Le projet de politique de la santé visant au financement uniforme des prestations ambulatoires et hospitalières (EFAS) entrera dans sa phase finale durant la session parlementaire d’hiver. Alors que les pressions pour réformer le système en place se font toujours plus fortes, EFAS passe aujourd’hui dans les milieux professionnels pour être la panacée. Cet acronyme fait miroiter des économies se chiffrant en milliards– alors même qu’au départ, ses concepteurs n’avaient jamais cherché à réaliser des économies.

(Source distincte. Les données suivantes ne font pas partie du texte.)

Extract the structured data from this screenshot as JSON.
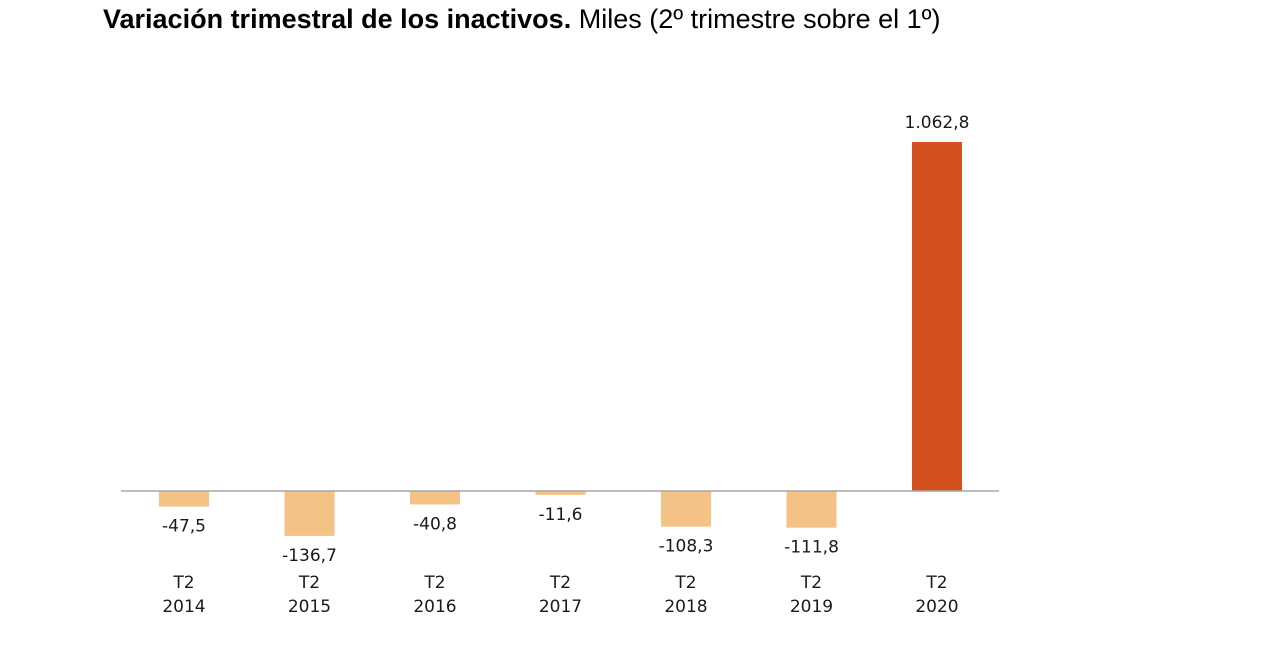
{
  "title": {
    "bold": "Variación trimestral de los inactivos.",
    "normal": "Miles (2º trimestre sobre el 1º)"
  },
  "chart_data": {
    "type": "bar",
    "title": "Variación trimestral de los inactivos. Miles (2º trimestre sobre el 1º)",
    "categories": [
      {
        "quarter": "T2",
        "year": "2014"
      },
      {
        "quarter": "T2",
        "year": "2015"
      },
      {
        "quarter": "T2",
        "year": "2016"
      },
      {
        "quarter": "T2",
        "year": "2017"
      },
      {
        "quarter": "T2",
        "year": "2018"
      },
      {
        "quarter": "T2",
        "year": "2019"
      },
      {
        "quarter": "T2",
        "year": "2020"
      }
    ],
    "values": [
      -47.5,
      -136.7,
      -40.8,
      -11.6,
      -108.3,
      -111.8,
      1062.8
    ],
    "value_labels": [
      "-47,5",
      "-136,7",
      "-40,8",
      "-11,6",
      "-108,3",
      "-111,8",
      "1.062,8"
    ],
    "colors": {
      "negative": "#F4C285",
      "highlight": "#D4501F",
      "axis": "#A6A6A6"
    },
    "xlabel": "",
    "ylabel": "",
    "grid": false
  }
}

Le projet entrera en décembre dans sa cinquième (!) législature, ce qui ne plaide guère en sa faveur. EFAS a subi de multiples remaniements. Il a notamment été décidé d’intégrer les prestations de soins de longue durée (en EMS et à domicile) dans le financement uniforme. Une décision fatale, qui coûterait très cher aux payeurs de primes et au personnel soignant.

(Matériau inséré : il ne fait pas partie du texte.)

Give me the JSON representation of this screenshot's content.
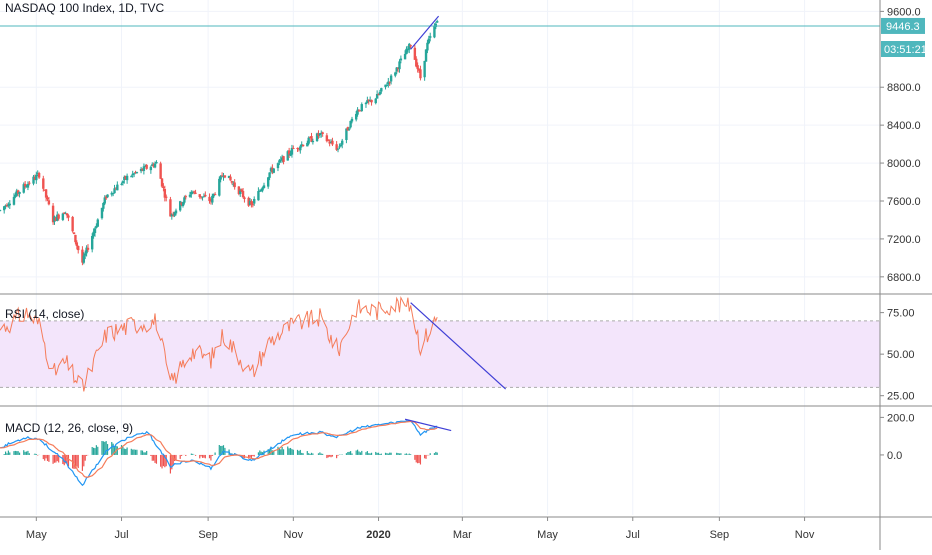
{
  "colors": {
    "up": "#26a69a",
    "down": "#ef5350",
    "rsi_line": "#f57c5a",
    "rsi_band": "#f3e5fb",
    "macd_line": "#2196f3",
    "signal_line": "#f57c5a",
    "trendline": "#3f3fd6",
    "price_line": "#4fb7bd",
    "axis_text": "#333333",
    "grid": "#f0f3fa",
    "pane_border": "#8a8a8a"
  },
  "chart_data": {
    "type": "candlestick",
    "title": "NASDAQ 100 Index, 1D, TVC",
    "symbol": "NASDAQ 100 Index",
    "interval": "1D",
    "exchange": "TVC",
    "last_price": "9446.3",
    "countdown": "03:51:21",
    "x_axis": {
      "labels": [
        "May",
        "Jul",
        "Sep",
        "Nov",
        "2020",
        "Mar",
        "May",
        "Jul",
        "Sep",
        "Nov"
      ],
      "range_start": "2019-04-05",
      "range_end": "2020-12-25"
    },
    "price_pane": {
      "ylim": [
        6640,
        9720
      ],
      "ticks": [
        "9600.0",
        "8800.0",
        "8400.0",
        "8000.0",
        "7600.0",
        "7200.0",
        "6800.0"
      ],
      "anchors": [
        [
          "2019-04-05",
          7500
        ],
        [
          "2019-04-22",
          7750
        ],
        [
          "2019-05-03",
          7880
        ],
        [
          "2019-05-13",
          7400
        ],
        [
          "2019-05-22",
          7500
        ],
        [
          "2019-06-03",
          6950
        ],
        [
          "2019-06-20",
          7650
        ],
        [
          "2019-07-05",
          7850
        ],
        [
          "2019-07-26",
          8000
        ],
        [
          "2019-08-05",
          7450
        ],
        [
          "2019-08-20",
          7700
        ],
        [
          "2019-09-03",
          7600
        ],
        [
          "2019-09-12",
          7900
        ],
        [
          "2019-10-02",
          7550
        ],
        [
          "2019-10-15",
          7900
        ],
        [
          "2019-11-01",
          8150
        ],
        [
          "2019-11-20",
          8300
        ],
        [
          "2019-12-03",
          8150
        ],
        [
          "2019-12-16",
          8550
        ],
        [
          "2019-12-31",
          8700
        ],
        [
          "2020-01-10",
          8900
        ],
        [
          "2020-01-24",
          9250
        ],
        [
          "2020-01-31",
          8900
        ],
        [
          "2020-02-05",
          9250
        ],
        [
          "2020-02-12",
          9500
        ]
      ],
      "trendlines": [
        {
          "from": [
            "2020-01-24",
            9200
          ],
          "to": [
            "2020-02-13",
            9550
          ]
        }
      ]
    },
    "rsi_pane": {
      "title": "RSI (14, close)",
      "ylim": [
        20,
        85
      ],
      "band": [
        30,
        70
      ],
      "ticks": [
        "75.00",
        "50.00",
        "25.00"
      ],
      "anchors": [
        [
          "2019-04-05",
          65
        ],
        [
          "2019-04-24",
          75
        ],
        [
          "2019-05-03",
          68
        ],
        [
          "2019-05-13",
          38
        ],
        [
          "2019-05-22",
          45
        ],
        [
          "2019-06-03",
          29
        ],
        [
          "2019-06-20",
          62
        ],
        [
          "2019-07-10",
          68
        ],
        [
          "2019-07-26",
          70
        ],
        [
          "2019-08-05",
          32
        ],
        [
          "2019-08-20",
          52
        ],
        [
          "2019-09-03",
          47
        ],
        [
          "2019-09-12",
          62
        ],
        [
          "2019-10-02",
          38
        ],
        [
          "2019-10-15",
          58
        ],
        [
          "2019-11-01",
          68
        ],
        [
          "2019-11-20",
          72
        ],
        [
          "2019-12-03",
          52
        ],
        [
          "2019-12-16",
          78
        ],
        [
          "2019-12-31",
          76
        ],
        [
          "2020-01-10",
          80
        ],
        [
          "2020-01-24",
          80
        ],
        [
          "2020-01-31",
          55
        ],
        [
          "2020-02-05",
          62
        ],
        [
          "2020-02-12",
          72
        ]
      ],
      "trendlines": [
        {
          "from": [
            "2020-01-24",
            81
          ],
          "to": [
            "2020-04-01",
            29
          ]
        }
      ]
    },
    "macd_pane": {
      "title": "MACD (12, 26, close, 9)",
      "ylim": [
        -320,
        250
      ],
      "ticks": [
        "200.0",
        "0.0"
      ],
      "macd_anchors": [
        [
          "2019-04-05",
          40
        ],
        [
          "2019-04-24",
          95
        ],
        [
          "2019-05-03",
          85
        ],
        [
          "2019-05-13",
          20
        ],
        [
          "2019-05-22",
          -40
        ],
        [
          "2019-06-03",
          -160
        ],
        [
          "2019-06-20",
          20
        ],
        [
          "2019-07-05",
          90
        ],
        [
          "2019-07-20",
          120
        ],
        [
          "2019-08-05",
          -60
        ],
        [
          "2019-08-20",
          -25
        ],
        [
          "2019-09-03",
          -70
        ],
        [
          "2019-09-12",
          20
        ],
        [
          "2019-10-02",
          -30
        ],
        [
          "2019-10-15",
          30
        ],
        [
          "2019-11-01",
          110
        ],
        [
          "2019-11-20",
          120
        ],
        [
          "2019-12-03",
          95
        ],
        [
          "2019-12-16",
          140
        ],
        [
          "2019-12-31",
          160
        ],
        [
          "2020-01-10",
          170
        ],
        [
          "2020-01-24",
          185
        ],
        [
          "2020-01-31",
          110
        ],
        [
          "2020-02-05",
          130
        ],
        [
          "2020-02-12",
          155
        ]
      ],
      "trendlines": [
        {
          "from": [
            "2020-01-20",
            190
          ],
          "to": [
            "2020-02-22",
            130
          ]
        }
      ]
    }
  }
}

Le directeur d’ARTISET, fédération active dans la branche des soins de longue durée, a argumenté au nom d’autres acteurs du secteur que l’inclusion des soins dans le projet EFAS était indispensable car « dans le financement actuel des soins, les collectivités publiques supportent une part croissante des coûts, alors que la part à charge des assureurs-maladie diminue ». Encore heureux qu’il en aille ainsi ! Chaque fois que les coûts de la santé augmentent – en raison du remboursement de nouveaux médicaments hors de prix ou de l’augmentation du volume des prestations couvertes par les assurances complémentaires –, la hausse est aussitôt répercutée dans sa totalité sur les primes. Cet « impôt par tête » s’alourdit ainsi d’année en année et fera un bond de presque 9 % l’année prochaine. Or le renchérissement des primes ne fait pas la distinction entre l’avocate d’affaires et l’horticulteur-paysagiste. Pour la première cela ne change pas grand-chose, alors que le second subit une ponction insupportable sur son pouvoir d’achat.

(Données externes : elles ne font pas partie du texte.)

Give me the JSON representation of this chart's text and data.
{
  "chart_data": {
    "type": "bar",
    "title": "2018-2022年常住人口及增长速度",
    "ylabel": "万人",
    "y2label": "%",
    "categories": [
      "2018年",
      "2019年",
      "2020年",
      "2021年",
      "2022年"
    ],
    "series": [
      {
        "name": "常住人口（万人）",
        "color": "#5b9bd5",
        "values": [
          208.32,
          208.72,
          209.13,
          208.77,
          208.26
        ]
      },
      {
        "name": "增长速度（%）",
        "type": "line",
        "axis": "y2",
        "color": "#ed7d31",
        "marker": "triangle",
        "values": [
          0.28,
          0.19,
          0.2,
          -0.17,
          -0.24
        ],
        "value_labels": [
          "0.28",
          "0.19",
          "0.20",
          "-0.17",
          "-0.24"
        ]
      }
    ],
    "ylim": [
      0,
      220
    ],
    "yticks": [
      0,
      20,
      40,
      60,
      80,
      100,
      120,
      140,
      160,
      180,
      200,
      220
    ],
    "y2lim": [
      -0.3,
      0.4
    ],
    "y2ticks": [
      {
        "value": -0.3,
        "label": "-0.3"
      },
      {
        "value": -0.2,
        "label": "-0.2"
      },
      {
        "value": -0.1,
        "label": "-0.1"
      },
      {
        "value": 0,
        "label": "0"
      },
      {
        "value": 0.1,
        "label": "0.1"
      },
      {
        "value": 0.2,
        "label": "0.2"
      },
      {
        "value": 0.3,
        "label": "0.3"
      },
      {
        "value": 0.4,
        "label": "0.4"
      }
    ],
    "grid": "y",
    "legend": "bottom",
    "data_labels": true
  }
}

À ce jour, le législateur n’a plafonné le financement par les primes que dans un seul secteur, à savoir les soins de longue durée. Et c’est précisément cet article de loi qu’EFAS ferait passer à la trappe ! À l’avenir, les cantons n’auraient plus à régler le « financement résiduel », et donc les payeurs de primes devraient en plus cofinancer la dynamique des coûts du secteur qui, pour des raisons démographiques, affiche la plus forte croissance annuelle. Ce n’est pas tout : comme la participation aux coûts à verser dans ce secteur – donc les coûts de soins que les gens doivent payer de leur propre poche – dépend aussi de la contribution fixée aujourd’hui à charge de l’assurance, ce plafonnement disparaîtrait également avec EFAS. Avec pour effet qu’à moyen terme, la participation aux coûts serait elle aussi en forte hausse.
La seule manière d’empêcher cette explosion des primes imputable à EFAS consisterait à fixer le nouveau tarif des soins de longue durée au plus bas niveau possible. Or un tarif à prix cassés reviendrait à faire des économies sur le dos du personnel soignant. Alors que ce dernier tend déjà à déserter la profession, victime d’épuisement. Plus de deux ans après l’acceptation massive de l’initiative sur les soins, il faudrait au contraire investir de manière ciblée en vue d’améliorer les conditions de travail, et par là garantir la qualité et la sécurité de l’offre d’approvisionnement en soins. Dans l’immédiat, il appartient au Parlement de refuser net le projet EFAS.